<3 regex
https://regex101.com/r/RdCR7j/1 - set the global flag (g) to get all matches
https://www.debuggex.com/ - havent't played with this a lot but I might give it a try, looks like a decent learning tool
regex - use static Regex.Matches() or instantiante Regex()?
By default use static method.
.NET regex engine caches regexes (by default 15).
Are you using more than 15 regexes and use them frequently and they're complex and you care about a performance?
Investigate
Regex()
andRegexOptions.Compiled
RegexOptions.CompiledToAssembly
Test performance before you optimize
What is the whole fus about backtracing?
Microsoft's documentation does a bad job explaning backtracking.
Read about backtracking here - https://www.regular-expressions.info/catastrophic.html
To experience backtracing yourself - https://regex101.com/r/1rWKNN/1 - keep on adding "x" to the input and see how the execution time increses - with 35*"x" it takes 5 seconds for the regex to find out it doesn't match!
Code
These are the methods you need:
open System
open System.Text.RegularExpressions
Regex.Matches("input", "pattern")
Regex.Matches("input", "pattern", RegexOptions.IgnoreCase ||| RegexOptions.Singleline)

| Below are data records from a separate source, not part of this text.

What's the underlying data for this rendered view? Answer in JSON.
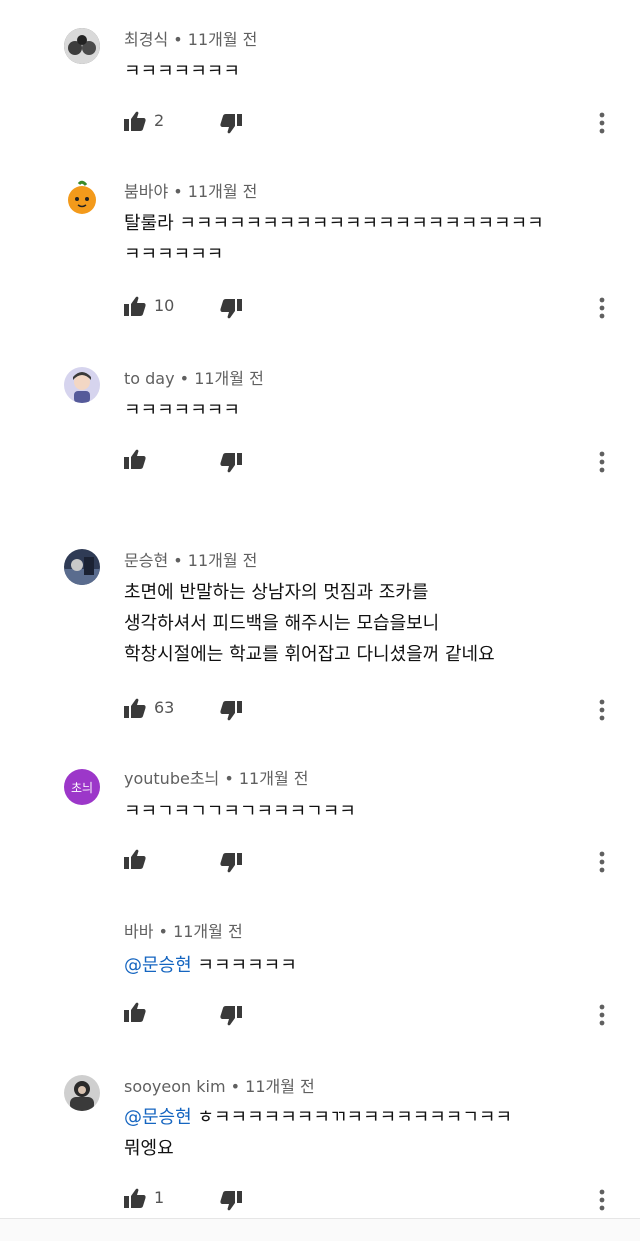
{
  "comments": [
    {
      "author": "최경식",
      "meta_sep": " • ",
      "time": "11개월 전",
      "mention": "",
      "text": "ㅋㅋㅋㅋㅋㅋㅋ",
      "likes": "2",
      "avatar_icon": "user-photo-icon",
      "avatar_color": "#5b5b5b"
    },
    {
      "author": "붐바야",
      "meta_sep": " • ",
      "time": "11개월 전",
      "mention": "",
      "text": "탈룰라 ㅋㅋㅋㅋㅋㅋㅋㅋㅋㅋㅋㅋㅋㅋㅋㅋㅋㅋㅋㅋㅋㅋ\nㅋㅋㅋㅋㅋㅋ",
      "likes": "10",
      "avatar_icon": "orange-character-icon",
      "avatar_color": "#f39a1b"
    },
    {
      "author": "to day",
      "meta_sep": " • ",
      "time": "11개월 전",
      "mention": "",
      "text": "ㅋㅋㅋㅋㅋㅋㅋ",
      "likes": "",
      "avatar_icon": "character-avatar-icon",
      "avatar_color": "#c8c6e8"
    },
    {
      "author": "문승현",
      "meta_sep": " • ",
      "time": "11개월 전",
      "mention": "",
      "text": "초면에 반말하는 상남자의 멋짐과 조카를\n생각하셔서 피드백을 해주시는 모습을보니\n학창시절에는 학교를 휘어잡고 다니셨을꺼 같네요",
      "likes": "63",
      "avatar_icon": "photo-avatar-icon",
      "avatar_color": "#3a4a66"
    },
    {
      "author": "youtube초늬",
      "meta_sep": " • ",
      "time": "11개월 전",
      "mention": "",
      "text": "ㅋㅋㄱㅋㄱㄱㅋㄱㅋㅋㅋㄱㅋㅋ",
      "likes": "",
      "avatar_icon": "initial-avatar-icon",
      "avatar_label": "초늬",
      "avatar_color": "#9c37c9"
    },
    {
      "author": "바바",
      "meta_sep": " • ",
      "time": "11개월 전",
      "mention": "@문승현",
      "text": " ㅋㅋㅋㅋㅋㅋ",
      "likes": "",
      "avatar_icon": "",
      "avatar_color": ""
    },
    {
      "author": "sooyeon kim",
      "meta_sep": " • ",
      "time": "11개월 전",
      "mention": "@문승현",
      "text": "  ㅎㅋㅋㅋㅋㅋㅋㅋㄲㅋㅋㅋㅋㅋㅋㅋㄱㅋㅋ\n뭐엥요",
      "likes": "1",
      "avatar_icon": "photo-avatar-icon",
      "avatar_color": "#2a2a2a"
    }
  ],
  "icons": {
    "like": "thumbs-up-icon",
    "dislike": "thumbs-down-icon",
    "more": "more-vert-icon"
  }
}
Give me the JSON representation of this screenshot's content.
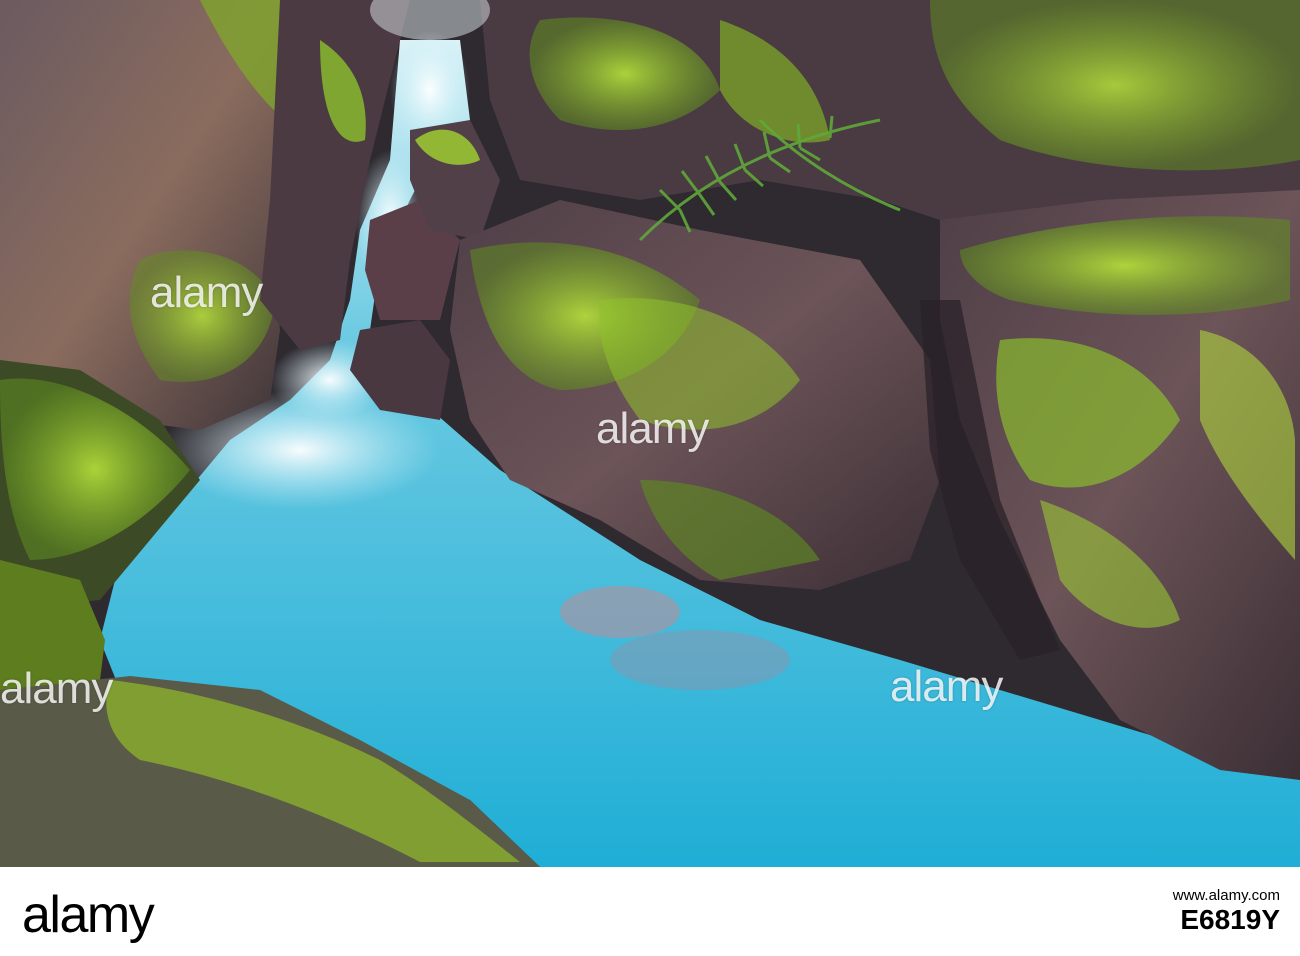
{
  "watermark": {
    "text": "alamy"
  },
  "footer": {
    "logo": "alamy",
    "caption_line1": "www.alamy.com",
    "image_id": "E6819Y"
  },
  "colors": {
    "water": "#3fb6d6",
    "moss": "#8ec42b",
    "rock": "#5a4950"
  }
}
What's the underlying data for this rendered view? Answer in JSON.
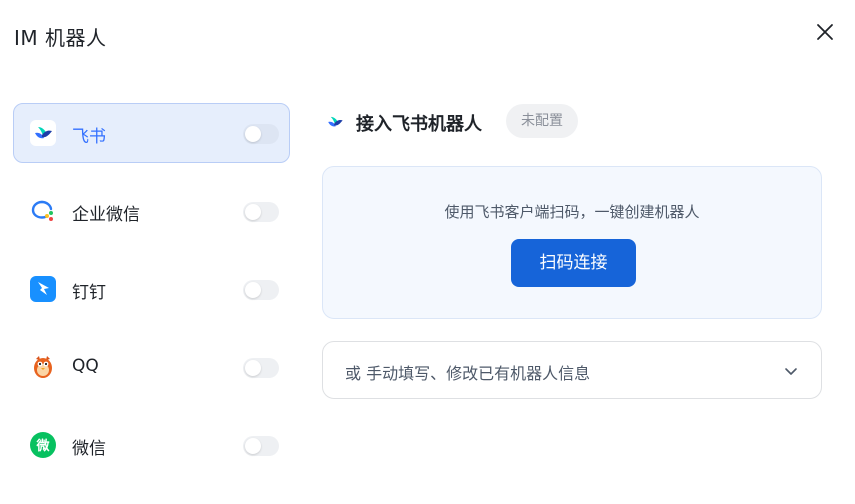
{
  "dialog": {
    "title": "IM 机器人",
    "close_icon": "close-icon"
  },
  "sidebar": {
    "items": [
      {
        "label": "飞书",
        "icon": "feishu-logo-icon",
        "active": true,
        "enabled": false
      },
      {
        "label": "企业微信",
        "icon": "wecom-logo-icon",
        "active": false,
        "enabled": false
      },
      {
        "label": "钉钉",
        "icon": "dingtalk-logo-icon",
        "active": false,
        "enabled": false
      },
      {
        "label": "QQ",
        "icon": "qq-penguin-icon",
        "active": false,
        "enabled": false
      },
      {
        "label": "微信",
        "icon": "wechat-logo-icon",
        "active": false,
        "enabled": false
      }
    ]
  },
  "main": {
    "title": "接入飞书机器人",
    "status": "未配置",
    "scan_hint": "使用飞书客户端扫码，一键创建机器人",
    "scan_button": "扫码连接",
    "manual_label": "或 手动填写、修改已有机器人信息"
  },
  "colors": {
    "accent": "#3370ff",
    "primary_button": "#1664d9",
    "active_item_bg": "#e6eefc",
    "card_bg": "#f4f8fe"
  }
}
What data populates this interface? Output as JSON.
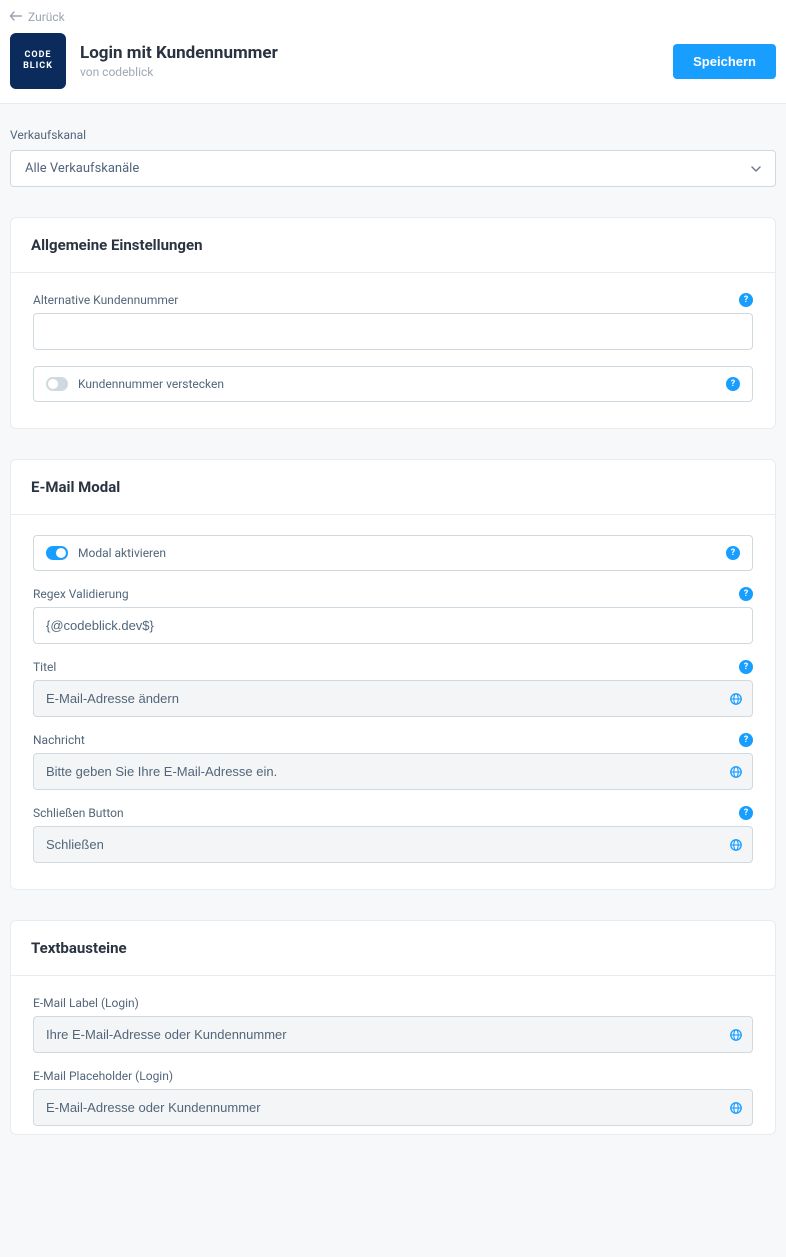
{
  "header": {
    "back_label": "Zurück",
    "brand_tile": "CODE\nBLICK",
    "title": "Login mit Kundennummer",
    "subtitle": "von codeblick",
    "save_label": "Speichern"
  },
  "sales_channel": {
    "label": "Verkaufskanal",
    "selected": "Alle Verkaufskanäle"
  },
  "sections": {
    "general": {
      "title": "Allgemeine Einstellungen",
      "alt_customer_number": {
        "label": "Alternative Kundennummer",
        "value": ""
      },
      "hide_customer_number": {
        "label": "Kundennummer verstecken",
        "on": false
      }
    },
    "email_modal": {
      "title": "E-Mail Modal",
      "activate": {
        "label": "Modal aktivieren",
        "on": true
      },
      "regex": {
        "label": "Regex Validierung",
        "value": "{@codeblick.dev$}"
      },
      "titel": {
        "label": "Titel",
        "value": "E-Mail-Adresse ändern"
      },
      "nachricht": {
        "label": "Nachricht",
        "value": "Bitte geben Sie Ihre E-Mail-Adresse ein."
      },
      "close_btn": {
        "label": "Schließen Button",
        "value": "Schließen"
      }
    },
    "textbausteine": {
      "title": "Textbausteine",
      "email_label_login": {
        "label": "E-Mail Label (Login)",
        "value": "Ihre E-Mail-Adresse oder Kundennummer"
      },
      "email_placeholder_login": {
        "label": "E-Mail Placeholder (Login)",
        "value": "E-Mail-Adresse oder Kundennummer"
      }
    }
  },
  "icons": {
    "help": "?",
    "arrow_left": "←"
  }
}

Regex.Matches("input", "pattern", RegexOptions.IgnoreCase ||| RegexOptions.Singleline, TimeSpan.FromSeconds(10.)) // you can use a timeout to prevent a DoS attack with malicous inputs
Regex.Match()
Regex.IsMatch()
Regex.Replace()
Regex.Split()
Regex.Count()
let r = new Regex("pattern") // instance Regex offers the same methods
r.Matches("input")
Sample:
let matches = Regex.Matches("Lorem ipsum dolor sit amet, consectetur adipiscing elit", "(\w)o")
matches |> Seq.iter (fun x -> printfn "%s" x.Value)
matches |> Seq.iter (fun x -> printfn "%A" x.Groups)
matches.[0].Groups.[1].Value |> printfn "%s"
// Lo // these are the whole matches
// do //
// lo //
// co //
// seq [Lo; L] // group 0 is the whole match, group 1 is the (\w)
// seq [do; d] //
// seq [lo; l] //
// seq [co; c] //
// L // this is the letter captured by (\w)
let matches2 = Regex.Matches("Lorem ipsum dolor sit amet, consectetur adipiscing elit", "(\w)+o")
matches2.[1].Groups.[1].Value |> printfn "%A"
matches2.[1].Groups.[1].Captures |> Seq.iter (fun c -> printfn "%s" c.Value)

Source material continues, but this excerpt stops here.